Descriptive marks must acquire Secondary Meaning to be trademarked
Factors to consider in deciding what kind of TM to use:
(1) Legal considerations and (2) commercial considerations
Composite Marks = two terms (can be an arbitrary mark plus the generic term)
**Zatarain’s v. Oak Grove (5th Cir. 1983) p. 50
Descriptive marks may only be registered upon acquiring 2ndary meaning in the eyes of the consuming public.
            – the burden is on the claimant to show his mark has acquired 2ndary meaning.
4 tests to determine what group a term belongs in:
1. Dictionary test
2. Imagination test
– If imagination is not required to connect the mark to the good, then the mark is descriptive   
  (otherwise it is suggestive).
3. Competitor’s need to use the mark
– If competitor’s would find the mark useful in describing their product then it is descriptive
4. Competitor’s actual use
1st test: Is the term descriptive?
2nd test: If so, has it acquired 2ndary meaning?
            – burden on the claimant

of more than one generic terms is not automatically generic. 

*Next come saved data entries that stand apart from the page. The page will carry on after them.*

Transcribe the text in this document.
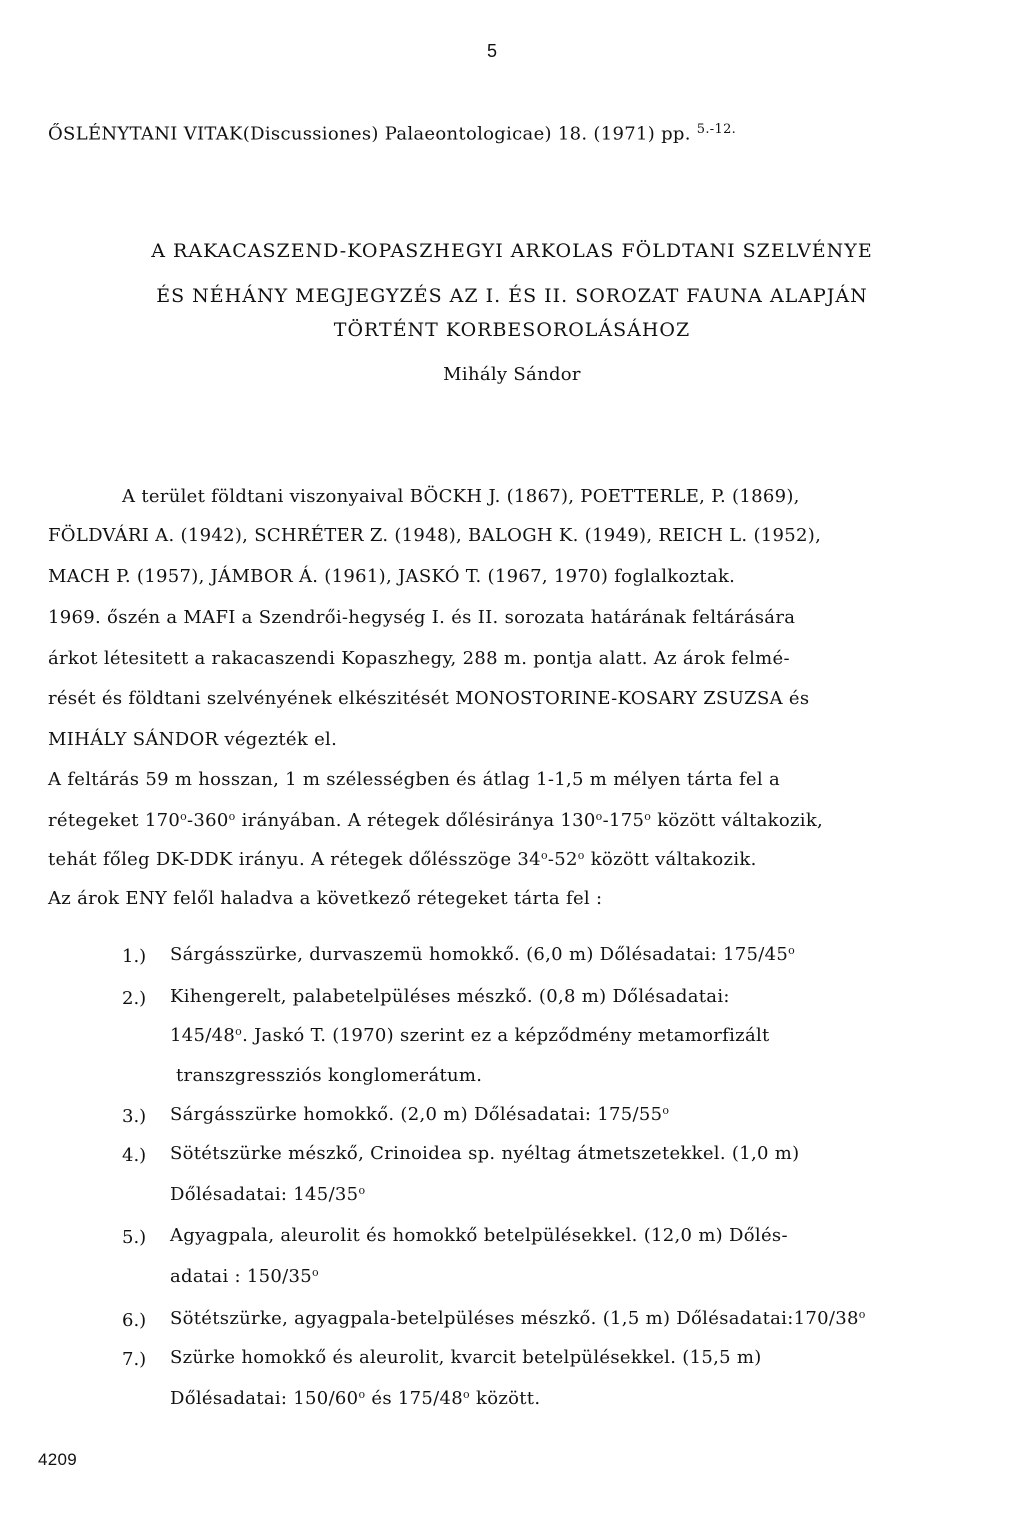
5
ŐSLÉNYTANI VITAK(Discussiones) Palaeontologicae) 18. (1971) pp. $^{5.-12.}$
A RAKACASZEND-KOPASZHEGYI ARKOLAS FÖLDTANI SZELVÉNYE
ÉS NÉHÁNY MEGJEGYZÉS AZ I. ÉS II. SOROZAT FAUNA ALAPJÁN
TÖRTÉNT KORBESOROLÁSÁHOZ
Mihály Sándor
A terület földtani viszonyaival BÖCKH J. (1867), POETTERLE, P. (1869),
FÖLDVÁRI A. (1942), SCHRÉTER Z. (1948), BALOGH K. (1949), REICH L. (1952),
MACH P. (1957), JÁMBOR Á. (1961), JASKÓ T. (1967, 1970) foglalkoztak.
1969. őszén a MAFI a Szendrői-hegység I. és II. sorozata határának feltárására
árkot létesitett a rakacaszendi Kopaszhegy, 288 m. pontja alatt. Az árok felmé-
rését és földtani szelvényének elkészitését MONOSTORINE-KOSARY ZSUZSA és
MIHÁLY SÁNDOR végezték el.
A feltárás 59 m hosszan, 1 m szélességben és átlag 1-1,5 m mélyen tárta fel a
rétegeket 170$^o$-360$^o$ irányában. A rétegek dőlésiránya 130$^o$-175$^o$ között váltakozik,
tehát főleg DK-DDK irányu. A rétegek dőlésszöge 34$^o$-52$^o$ között váltakozik.
Az árok ENY felől haladva a következő rétegeket tárta fel :
1.) Sárgásszürke, durvaszemü homokkő. (6,0 m) Dőlésadatai: 175/45$^o$
2.) Kihengerelt, palabetelpüléses mészkő. (0,8 m) Dőlésadatai:
145/48$^o$. Jaskó T. (1970) szerint ez a képződmény metamorfizált
transzgressziós konglomerátum.
3.) Sárgásszürke homokkő. (2,0 m) Dőlésadatai: 175/55$^o$
4.) Sötétszürke mészkő, Crinoidea sp. nyéltag átmetszetekkel. (1,0 m)
Dőlésadatai: 145/35$^o$
5.) Agyagpala, aleurolit és homokkő betelpülésekkel. (12,0 m) Dőlés-
adatai : 150/35$^o$
6.) Sötétszürke, agyagpala-betelpüléses mészkő. (1,5 m) Dőlésadatai:170/38$^o$
7.) Szürke homokkő és aleurolit, kvarcit betelpülésekkel. (15,5 m)
Dőlésadatai: 150/60$^o$ és 175/48$^o$ között.
4209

**Murphy Door Bed Co. v. Interior Sleep Systems (2d Cir. 1989) p. 68
A mark can become generic over time.
To show that a term is generic you need to show that a term is deemed generic by a substantial majority of the public. 
Why not have TMs for generic marks?
– we protect TMs as identifiers of source – once a TM can no longer identify its source it is not worth protecting. 
– to promote competition
A mark may become generic in two ways: (1) from the start, (2) a mark becomes generic over time.
At the end of the day generic prevails over descriptive w/ 2ndary meaning if there is a dispute about which category it falls into.
Google doesn’t worry about their name becoming generic because they own the domain name (which is the real barrier to entry). 
**Two Pesos v. Taco Cabana (S.Ct. 1992) p. 77
Trade dress infringement case, under §43(a) of the Lanham Act.
Trade dress protection may be acquired without a showing of 2ndary meaning.  Design/décor may be inherently distinctive. 
            – This result is desirable because: (1) we need to protect investment in design and (2) requiring 2ndary meaning would put small companies at a disadvantage.
This case does not give much guidance on when décor will be inherently distinctive, or as to what is the scope of the protection (i.e. when there will be infringement).
**Wal-Mart Stores v. Samara Brothers (S.Ct. 2000) p. 83
Trade dress protection covers: (1) product design and (2) product packaging. 
– under §43(a) of the Lanham Act
For product design to be protected it must be distinctive.  For product design to be protected it therefore must have acquired 2ndary meaning.
Distinctiveness can either be inherent or acquired.  But product design cannot be inherently distinctive.  A showing of 2ndary meaning is required to receive protection. 
– product design can be protected as trade dress only when it is distinctive and has acquired 2ndary meaning – it cannot be inherently distinctive. 
Product packaging, on the other hand, may be inherently distinctive (as in Two Pesos).